Switchable electrical conductivity in a three-dimensional metal-organic framework via reversible ligand n-doping

Hanna C Wentz; Grigorii Skorupskii; Ana B Bonfim; Jenna L Mancuso; Christopher H Hendon; Evan H Oriel; Graham T Sazama; Michael G Campbell

doi:10.1039/c9sc06150a

Switchable electrical conductivity in a three-dimensional metal-organic framework via reversible ligand n-doping

Chem Sci. 2019 Dec 18;11(5):1342-1346. doi: 10.1039/c9sc06150a.

Authors

Hanna C Wentz¹, Grigorii Skorupskii², Ana B Bonfim¹, Jenna L Mancuso³, Christopher H Hendon³, Evan H Oriel⁴, Graham T Sazama⁴, Michael G Campbell¹

Affiliations

¹ Department of Chemistry, Barnard College New York New York 10027 USA mcampbel@barnard.edu.
² Department of Chemistry, Massachusetts Institute of Technology Cambridge Massachusetts 02139 USA.
³ Department of Chemistry and Biochemistry, University of Oregon Eugene Oregon 97403 USA.
⁴ Department of Chemistry, Lawrence University Appleton Wisconsin 54911 USA.

Abstract

Redox-active metal-organic frameworks (MOFs) are promising materials for a number of next-generation technologies, and recent work has shown that redox manipulation can dramatically enhance electrical conductivity in MOFs.

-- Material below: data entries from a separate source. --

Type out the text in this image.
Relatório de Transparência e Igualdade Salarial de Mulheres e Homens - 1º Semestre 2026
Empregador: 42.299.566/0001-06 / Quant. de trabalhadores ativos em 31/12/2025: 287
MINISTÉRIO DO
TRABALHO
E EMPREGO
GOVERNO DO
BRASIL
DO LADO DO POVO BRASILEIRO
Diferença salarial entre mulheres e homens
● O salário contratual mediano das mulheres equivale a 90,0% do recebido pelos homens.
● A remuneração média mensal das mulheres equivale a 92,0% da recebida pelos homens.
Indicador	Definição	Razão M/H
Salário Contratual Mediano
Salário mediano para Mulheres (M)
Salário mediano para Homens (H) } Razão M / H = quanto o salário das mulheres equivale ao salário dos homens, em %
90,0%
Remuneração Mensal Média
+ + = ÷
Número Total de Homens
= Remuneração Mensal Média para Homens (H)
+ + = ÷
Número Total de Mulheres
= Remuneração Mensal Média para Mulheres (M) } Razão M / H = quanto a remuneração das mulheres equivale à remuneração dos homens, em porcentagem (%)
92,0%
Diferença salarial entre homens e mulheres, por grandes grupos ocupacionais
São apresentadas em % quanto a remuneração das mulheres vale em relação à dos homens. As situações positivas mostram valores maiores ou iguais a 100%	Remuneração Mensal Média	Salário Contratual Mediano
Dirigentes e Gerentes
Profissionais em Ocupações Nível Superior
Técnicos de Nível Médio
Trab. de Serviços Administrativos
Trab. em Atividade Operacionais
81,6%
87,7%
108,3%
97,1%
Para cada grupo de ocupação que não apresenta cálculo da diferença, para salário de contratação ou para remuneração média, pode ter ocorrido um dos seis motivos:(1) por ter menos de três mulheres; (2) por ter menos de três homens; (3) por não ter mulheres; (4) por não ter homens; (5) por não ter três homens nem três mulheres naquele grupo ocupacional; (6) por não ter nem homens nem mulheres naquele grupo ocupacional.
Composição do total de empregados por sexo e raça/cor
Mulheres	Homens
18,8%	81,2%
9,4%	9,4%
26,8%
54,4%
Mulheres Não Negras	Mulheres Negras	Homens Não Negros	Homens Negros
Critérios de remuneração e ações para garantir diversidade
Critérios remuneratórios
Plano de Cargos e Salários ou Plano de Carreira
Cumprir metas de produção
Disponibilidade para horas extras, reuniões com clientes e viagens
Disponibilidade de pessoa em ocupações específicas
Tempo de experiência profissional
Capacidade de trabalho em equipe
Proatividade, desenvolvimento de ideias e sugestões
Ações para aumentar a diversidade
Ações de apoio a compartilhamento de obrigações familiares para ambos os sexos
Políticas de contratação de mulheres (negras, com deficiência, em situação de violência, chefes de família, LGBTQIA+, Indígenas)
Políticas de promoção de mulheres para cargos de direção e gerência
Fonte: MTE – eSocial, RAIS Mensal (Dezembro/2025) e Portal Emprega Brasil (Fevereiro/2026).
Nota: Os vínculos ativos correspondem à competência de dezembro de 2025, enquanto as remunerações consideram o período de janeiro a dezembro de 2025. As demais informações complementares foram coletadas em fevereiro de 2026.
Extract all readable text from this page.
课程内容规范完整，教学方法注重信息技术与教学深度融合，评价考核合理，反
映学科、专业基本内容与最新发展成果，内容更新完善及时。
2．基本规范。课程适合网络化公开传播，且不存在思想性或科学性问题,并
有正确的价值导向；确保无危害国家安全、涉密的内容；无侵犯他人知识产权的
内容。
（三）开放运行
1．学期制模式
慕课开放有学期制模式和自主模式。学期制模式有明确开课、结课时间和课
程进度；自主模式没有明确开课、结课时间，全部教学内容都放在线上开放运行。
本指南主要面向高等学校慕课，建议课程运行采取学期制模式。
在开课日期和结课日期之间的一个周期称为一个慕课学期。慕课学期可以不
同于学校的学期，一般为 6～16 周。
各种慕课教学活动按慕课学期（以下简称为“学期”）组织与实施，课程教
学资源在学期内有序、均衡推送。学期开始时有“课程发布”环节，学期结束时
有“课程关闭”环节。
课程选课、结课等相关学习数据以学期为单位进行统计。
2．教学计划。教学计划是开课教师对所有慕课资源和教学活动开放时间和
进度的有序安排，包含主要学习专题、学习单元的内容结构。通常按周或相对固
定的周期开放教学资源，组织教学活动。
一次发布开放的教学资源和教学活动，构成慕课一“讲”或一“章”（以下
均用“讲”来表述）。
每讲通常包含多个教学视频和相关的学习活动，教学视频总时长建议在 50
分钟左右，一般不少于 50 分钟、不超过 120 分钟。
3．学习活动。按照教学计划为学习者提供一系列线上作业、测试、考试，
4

However, ligand-based strategies for controlling conductivity remain under-developed, particularly those that make use of reversible redox processes. Here we report the first use of ligand n-doping to engender electrical conductivity in a porous 3D MOF, leading to tunable conductivity values that span over six orders of magnitude. Moreover, this work represents the first example of redox switching leading to reversible conductivity changes in a 3D MOF.